Je ne connais pas beaucoup de sociocritiques qui recevraient favorablement une telle affirmation. Je ne connais pas non plus beaucoup de professeurs qui oseraient reprendre une telle idée dans un cours sur la poésie. Il est vrai qu’Eliot, matois, ajoute : « Si vous me demandez quel genre de plaisir, je ne puis que répondre, le genre de plaisir que donne la poésie…[7] » Nous ne sommes guère plus avancés, mais imaginez une classe où l’on dissèque des poèmes sans que jamais ils ne touchent, chez le professeur et chez les étudiants, ou quelques-uns d’entre eux, une corde sensible, et vous comprendrez. Il n’est peut-être pas nécessaire de danser les poèmes, comme Bakhtine le faisait devant des groupes de travailleurs d’usine. Mais, oui, il faut que quelque chose se passe, souvent au moment où l’on s’y attend le moins, pour qu’on n’ait pas l’impression d’avoir perdu son temps. Un souvenir me revient, des temps lointains où je suivais des cours à l’Université de Montréal. On était en janvier. Le professeur parlait avec intelligence et passion d’un poète français contemporain, je ne sais plus lequel, et tout à coup, au milieu du cours, un étudiant assis au premier rang se leva, endossa tranquillement son paletot et sortit de la salle. Il avait compris, celui-là. Il était fâché, il n’était pas d’accord, mais il avait compris. Il avait compris que la poésie pouvait nous entraîner ailleurs que dans les courants habituels de la signification, et il n’aimait pas du tout ça.

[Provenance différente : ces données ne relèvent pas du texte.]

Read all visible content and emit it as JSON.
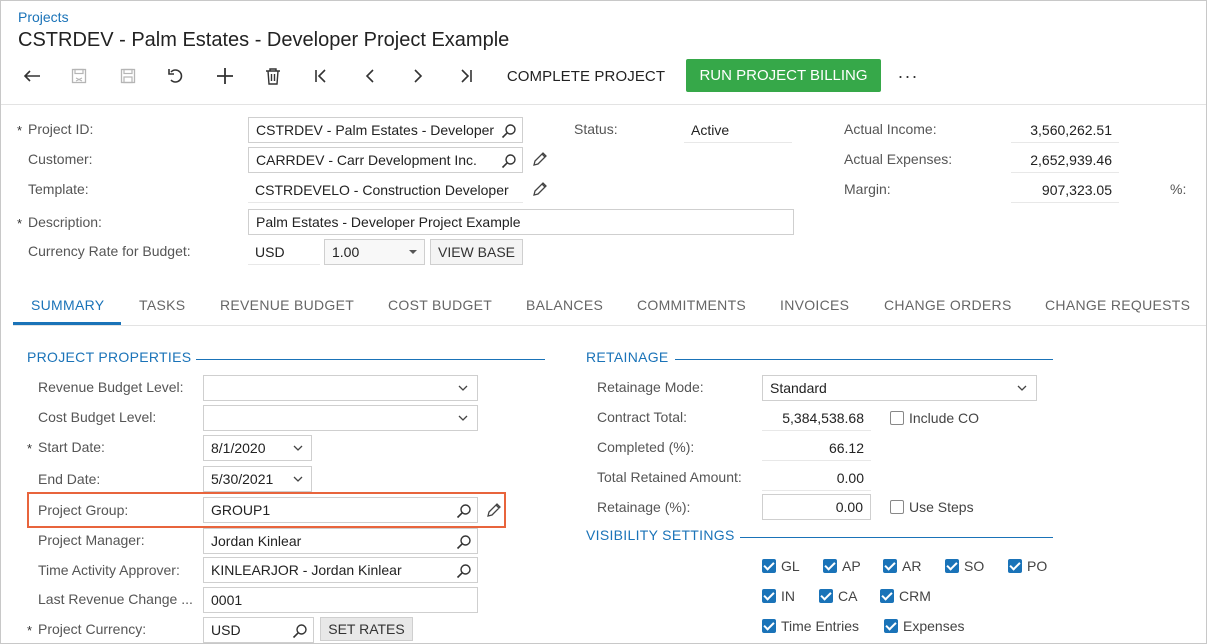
{
  "breadcrumb": "Projects",
  "title": "CSTRDEV - Palm Estates - Developer Project Example",
  "toolbar": {
    "complete_project": "COMPLETE PROJECT",
    "run_billing": "RUN PROJECT BILLING",
    "more": "···",
    "icons": [
      "back-arrow-icon",
      "save-close-icon",
      "save-icon",
      "undo-icon",
      "add-icon",
      "delete-icon",
      "first-record-icon",
      "previous-record-icon",
      "next-record-icon",
      "last-record-icon"
    ],
    "accent_color": "#36a849"
  },
  "summary": {
    "project_id_label": "Project ID:",
    "project_id": "CSTRDEV - Palm Estates - Developer",
    "customer_label": "Customer:",
    "customer": "CARRDEV - Carr Development Inc.",
    "template_label": "Template:",
    "template": "CSTRDEVELO - Construction Developer",
    "description_label": "Description:",
    "description": "Palm Estates - Developer Project Example",
    "currency_rate_label": "Currency Rate for Budget:",
    "currency": "USD",
    "rate": "1.00",
    "view_base": "VIEW BASE",
    "status_label": "Status:",
    "status": "Active",
    "actual_income_label": "Actual Income:",
    "actual_income": "3,560,262.51",
    "actual_expenses_label": "Actual Expenses:",
    "actual_expenses": "2,652,939.46",
    "margin_label": "Margin:",
    "margin": "907,323.05",
    "pct_label": "%:",
    "required_mark": "*"
  },
  "tabs": [
    "SUMMARY",
    "TASKS",
    "REVENUE BUDGET",
    "COST BUDGET",
    "BALANCES",
    "COMMITMENTS",
    "INVOICES",
    "CHANGE ORDERS",
    "CHANGE REQUESTS"
  ],
  "project_properties": {
    "title": "PROJECT PROPERTIES",
    "revenue_budget_level_label": "Revenue Budget Level:",
    "revenue_budget_level": "",
    "cost_budget_level_label": "Cost Budget Level:",
    "cost_budget_level": "",
    "start_date_label": "Start Date:",
    "start_date": "8/1/2020",
    "end_date_label": "End Date:",
    "end_date": "5/30/2021",
    "project_group_label": "Project Group:",
    "project_group": "GROUP1",
    "project_manager_label": "Project Manager:",
    "project_manager": "Jordan Kinlear",
    "time_activity_approver_label": "Time Activity Approver:",
    "time_activity_approver": "KINLEARJOR - Jordan Kinlear",
    "last_revenue_change_label": "Last Revenue Change ...",
    "last_revenue_change": "0001",
    "project_currency_label": "Project Currency:",
    "project_currency": "USD",
    "set_rates": "SET RATES",
    "highlight_color": "#e8643c"
  },
  "retainage": {
    "title": "RETAINAGE",
    "mode_label": "Retainage Mode:",
    "mode": "Standard",
    "contract_total_label": "Contract Total:",
    "contract_total": "5,384,538.68",
    "include_co_label": "Include CO",
    "include_co": false,
    "completed_label": "Completed (%):",
    "completed": "66.12",
    "total_retained_label": "Total Retained Amount:",
    "total_retained": "0.00",
    "retainage_pct_label": "Retainage (%):",
    "retainage_pct": "0.00",
    "use_steps_label": "Use Steps",
    "use_steps": false
  },
  "visibility": {
    "title": "VISIBILITY SETTINGS",
    "items": [
      {
        "label": "GL",
        "checked": true
      },
      {
        "label": "AP",
        "checked": true
      },
      {
        "label": "AR",
        "checked": true
      },
      {
        "label": "SO",
        "checked": true
      },
      {
        "label": "PO",
        "checked": true
      },
      {
        "label": "IN",
        "checked": true
      },
      {
        "label": "CA",
        "checked": true
      },
      {
        "label": "CRM",
        "checked": true
      },
      {
        "label": "Time Entries",
        "checked": true
      },
      {
        "label": "Expenses",
        "checked": true
      }
    ]
  }
}
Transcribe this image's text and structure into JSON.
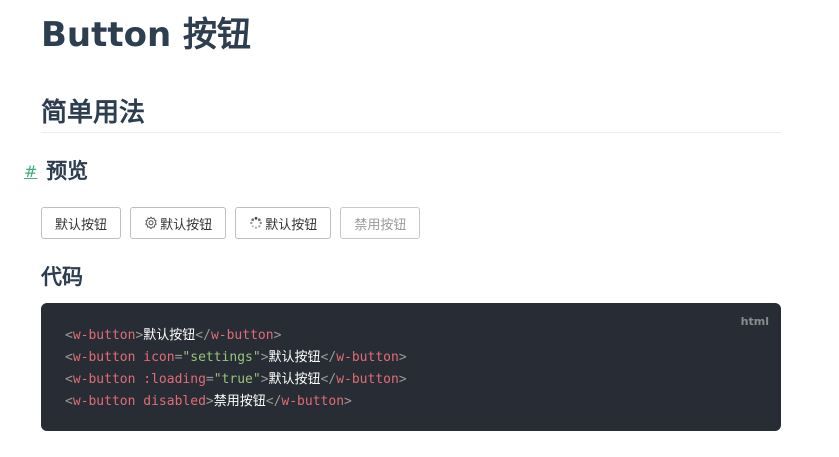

Ce sentiment d’« aller ailleurs » (la formule est de Roland Giguère), de s’aventurer dans ce que Philippe Jaccottet nomme l’« indicible », ou l’« enchantement », ou « une ouverture (un rai de lumière sous la porte cloutée) », ou même l’« invisible », est-il légitime de l’appeler plaisir, est-ce cela que T. S. Eliot appelle plaisir ? Je ne puis entendre dans ce mot qu’une litote, bien qu’un poème puisse, en effet, procurer du plaisir sans autre complication. Mais, très rapidement, le poète des Four Quartets va passer du « plaisir » au « devoir » de la poésie, et nous allons trouver là ce qui justifie le plus évidemment l’enseignement de la poésie. Le « devoir direct [du poète], écrit-il, est envers sa langue, qu’il doit d’abord sauvegarder, puis enrichir et améliorer[8] ». Ne nous attardons pas aux trois verbes qui terminent cette phrase, et qui risqueraient de prêter à confusion. Mais il paraît évident que la vie de la poésie est intimement mêlée à celle de la langue, à cause même des contraintes qu’elle s’impose — la poésie la plus libre n’est-elle pas celle qui s’impose le plus de contraintes ? — et qui font scintiller comme aucun autre art littéraire le particulier d’une langue, ses mots, ses formes de liaison, ses procédés. La poésie, celle de Paul-Marie Lapointe aussi bien que celle de Saint-John Perse, pour chercher mes exemples à deux extrémités du spectre littéraire, fait attention à la langue, et elle impose à son lecteur — à son étudiant, c’est-à-dire celui qui ne se contente pas de surfer sur le texte — la même sorte d’attention. Nous ne vivons pas présentement, me semble-t-il, dans une grande époque de poésie française, au Québec, en France ou dans ce qu’on décore du nom de francophonie : raison de plus pour ne pas en abandonner l’étude, pour cultiver à son école cette sorte d’attention sans laquelle elle finira bien par mourir — et la langue avec.